Hujan turun perlahan di beranda kecil tempat mereka biasa bertemu. Rintiknya jatuh seperti tangis yang sudah terlalu lama dipendam langit. Yculiya duduk bersandar di tiang kayu, mengenakan sweter rajut lusuh pemberian Onioramiao—sweter yang masih mengandung aroma tubuh lelaki itu.
Onioramiao berdiri tak jauh darinya. Tangannya menggenggam cangkir kopi yang mulai mendingin, namun tidak sedingin hati Yculiya yang malam itu tak mampu lagi menahan segala rasa.
"Onioramiao..." suara Yculiya lirih, namun cukup untuk mengguncang dada lelaki itu.
Onioramiao menoleh, matanya menangkap kilatan luka di wajah perempuan yang ia cintai.
"Aku sudah lelah, Rami. Kita berjalan sejauh ini… bertahun-tahun. Menjalani semuanya, mengalah pada waktu, pada keadaan, pada orang-orang yang tak pernah benar-benar mengerti. Tapi sampai kapan?"
Dia menarik napas panjang, seolah mencari keberanian dari udara yang mulai menusuk kulit.
"Aku butuh kepastian. Bukan hanya kata cinta. Aku butuh kau menggenggam tanganku, bukan hanya untuk hari ini… tapi untuk seterusnya."
Onioramiao mendekat, duduk di samping Yculiya. Suaranya berat, tertahan.
"Aku tahu, Ycu… Aku tahu kita sudah terlalu jauh. Tapi kau juga tahu, keluargaku tak pernah benar-benar merestui kita. Begitu pun keluargamu…"
Yculiya menatapnya, bola matanya basah oleh amarah dan cinta yang berseteru.
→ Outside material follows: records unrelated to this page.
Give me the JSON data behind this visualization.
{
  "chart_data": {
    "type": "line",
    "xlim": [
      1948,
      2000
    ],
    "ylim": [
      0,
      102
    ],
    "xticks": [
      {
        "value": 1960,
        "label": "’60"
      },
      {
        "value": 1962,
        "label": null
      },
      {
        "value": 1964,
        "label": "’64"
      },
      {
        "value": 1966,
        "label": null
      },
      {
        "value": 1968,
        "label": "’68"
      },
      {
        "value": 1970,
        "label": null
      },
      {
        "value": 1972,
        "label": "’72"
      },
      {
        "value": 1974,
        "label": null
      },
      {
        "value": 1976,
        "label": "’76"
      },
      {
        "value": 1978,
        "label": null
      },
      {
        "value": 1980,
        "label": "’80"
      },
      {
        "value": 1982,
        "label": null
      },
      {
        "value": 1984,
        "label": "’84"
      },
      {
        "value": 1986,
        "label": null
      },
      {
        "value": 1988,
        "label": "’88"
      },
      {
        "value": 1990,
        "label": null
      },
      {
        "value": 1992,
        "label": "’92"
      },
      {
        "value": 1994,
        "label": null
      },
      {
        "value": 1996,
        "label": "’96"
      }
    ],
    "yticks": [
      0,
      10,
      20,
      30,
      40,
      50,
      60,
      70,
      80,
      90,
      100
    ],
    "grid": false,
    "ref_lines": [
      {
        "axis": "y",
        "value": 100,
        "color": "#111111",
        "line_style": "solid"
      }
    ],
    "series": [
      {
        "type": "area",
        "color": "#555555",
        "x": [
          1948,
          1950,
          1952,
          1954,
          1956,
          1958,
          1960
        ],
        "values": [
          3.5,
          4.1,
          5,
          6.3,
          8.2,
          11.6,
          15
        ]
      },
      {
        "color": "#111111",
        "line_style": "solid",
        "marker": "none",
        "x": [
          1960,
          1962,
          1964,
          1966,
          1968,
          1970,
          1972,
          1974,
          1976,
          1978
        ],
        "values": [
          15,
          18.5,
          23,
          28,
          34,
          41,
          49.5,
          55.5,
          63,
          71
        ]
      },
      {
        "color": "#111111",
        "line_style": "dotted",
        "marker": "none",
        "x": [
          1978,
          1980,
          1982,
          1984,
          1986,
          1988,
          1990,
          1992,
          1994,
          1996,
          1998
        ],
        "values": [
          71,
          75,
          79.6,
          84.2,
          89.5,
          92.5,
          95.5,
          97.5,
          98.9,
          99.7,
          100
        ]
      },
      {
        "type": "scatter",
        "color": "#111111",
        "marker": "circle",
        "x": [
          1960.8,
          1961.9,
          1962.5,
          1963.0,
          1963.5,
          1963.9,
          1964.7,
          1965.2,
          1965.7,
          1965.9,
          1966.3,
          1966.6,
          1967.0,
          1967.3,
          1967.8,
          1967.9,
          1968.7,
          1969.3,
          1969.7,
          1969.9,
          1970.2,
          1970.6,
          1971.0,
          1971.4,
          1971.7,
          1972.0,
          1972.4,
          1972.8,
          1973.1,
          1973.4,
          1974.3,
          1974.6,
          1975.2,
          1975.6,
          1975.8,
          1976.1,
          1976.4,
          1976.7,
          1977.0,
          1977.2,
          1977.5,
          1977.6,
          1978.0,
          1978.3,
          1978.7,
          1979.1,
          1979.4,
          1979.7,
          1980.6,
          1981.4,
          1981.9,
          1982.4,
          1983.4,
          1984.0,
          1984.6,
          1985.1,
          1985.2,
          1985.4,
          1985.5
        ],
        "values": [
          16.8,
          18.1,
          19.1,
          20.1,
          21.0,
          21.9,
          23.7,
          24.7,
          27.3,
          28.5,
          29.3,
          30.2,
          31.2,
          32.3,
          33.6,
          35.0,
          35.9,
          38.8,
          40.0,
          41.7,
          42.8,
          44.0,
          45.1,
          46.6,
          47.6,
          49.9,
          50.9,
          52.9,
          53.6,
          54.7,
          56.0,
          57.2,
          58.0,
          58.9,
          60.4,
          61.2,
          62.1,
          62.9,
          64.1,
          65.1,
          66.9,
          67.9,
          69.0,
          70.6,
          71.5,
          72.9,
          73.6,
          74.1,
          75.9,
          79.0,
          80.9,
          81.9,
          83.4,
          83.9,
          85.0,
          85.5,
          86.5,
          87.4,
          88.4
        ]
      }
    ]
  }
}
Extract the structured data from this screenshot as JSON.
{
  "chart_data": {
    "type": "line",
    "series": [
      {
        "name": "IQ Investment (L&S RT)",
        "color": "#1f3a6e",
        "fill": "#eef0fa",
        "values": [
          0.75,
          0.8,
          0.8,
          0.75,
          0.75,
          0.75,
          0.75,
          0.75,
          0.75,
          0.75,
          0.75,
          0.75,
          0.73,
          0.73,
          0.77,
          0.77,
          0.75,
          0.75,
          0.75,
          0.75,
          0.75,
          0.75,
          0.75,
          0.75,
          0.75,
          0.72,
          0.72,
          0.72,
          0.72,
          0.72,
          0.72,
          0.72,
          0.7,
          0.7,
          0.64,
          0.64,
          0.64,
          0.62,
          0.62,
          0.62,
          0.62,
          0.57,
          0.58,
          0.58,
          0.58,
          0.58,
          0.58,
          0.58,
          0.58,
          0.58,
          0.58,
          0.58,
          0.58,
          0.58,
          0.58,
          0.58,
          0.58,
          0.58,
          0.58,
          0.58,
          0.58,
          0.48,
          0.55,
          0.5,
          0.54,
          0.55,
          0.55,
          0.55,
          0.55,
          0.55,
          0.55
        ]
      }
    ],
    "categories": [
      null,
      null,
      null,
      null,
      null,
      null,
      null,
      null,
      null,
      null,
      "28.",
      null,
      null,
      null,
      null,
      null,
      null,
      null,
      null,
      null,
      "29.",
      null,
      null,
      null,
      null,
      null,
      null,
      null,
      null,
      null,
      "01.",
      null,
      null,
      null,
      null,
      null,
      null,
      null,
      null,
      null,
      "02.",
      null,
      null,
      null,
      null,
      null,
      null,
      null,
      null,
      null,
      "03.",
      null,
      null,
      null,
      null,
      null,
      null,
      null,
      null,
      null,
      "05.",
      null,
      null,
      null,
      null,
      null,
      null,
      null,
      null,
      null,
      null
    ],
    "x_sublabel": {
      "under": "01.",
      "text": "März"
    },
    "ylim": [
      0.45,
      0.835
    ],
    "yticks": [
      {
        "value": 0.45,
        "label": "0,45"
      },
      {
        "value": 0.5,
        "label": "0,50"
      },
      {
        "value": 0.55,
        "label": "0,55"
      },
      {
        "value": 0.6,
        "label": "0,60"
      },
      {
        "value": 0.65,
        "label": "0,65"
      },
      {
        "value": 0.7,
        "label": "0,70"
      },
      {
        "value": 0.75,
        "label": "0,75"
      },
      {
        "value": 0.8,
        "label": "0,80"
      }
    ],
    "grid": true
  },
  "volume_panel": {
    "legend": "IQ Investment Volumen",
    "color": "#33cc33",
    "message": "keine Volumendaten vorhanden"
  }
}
"Apakah itu alasanmu untuk terus menunda? Onioramiao… aku sudah berkorban segalanya. Harga diri, waktu, masa mudaku. Aku bahkan rela dicibir, hanya untuk tetap berada di sisimu. Lalu, apa yang kau takutkan?"
Lelaki itu diam. Tangannya yang besar menyentuh pipi Yculiya yang mulai gemetar.
"Aku tak takut padamu. Tapi aku takut… kehilanganmu karena keputusan tergesa. Tapi mungkin, kita memang harus berani melawan waktu dan dunia."
Onioramiao menarik napas, kemudian mengangguk perlahan. Air matanya jatuh, bukan karena lemah, tapi karena hatinya akhirnya memilih untuk bertarung.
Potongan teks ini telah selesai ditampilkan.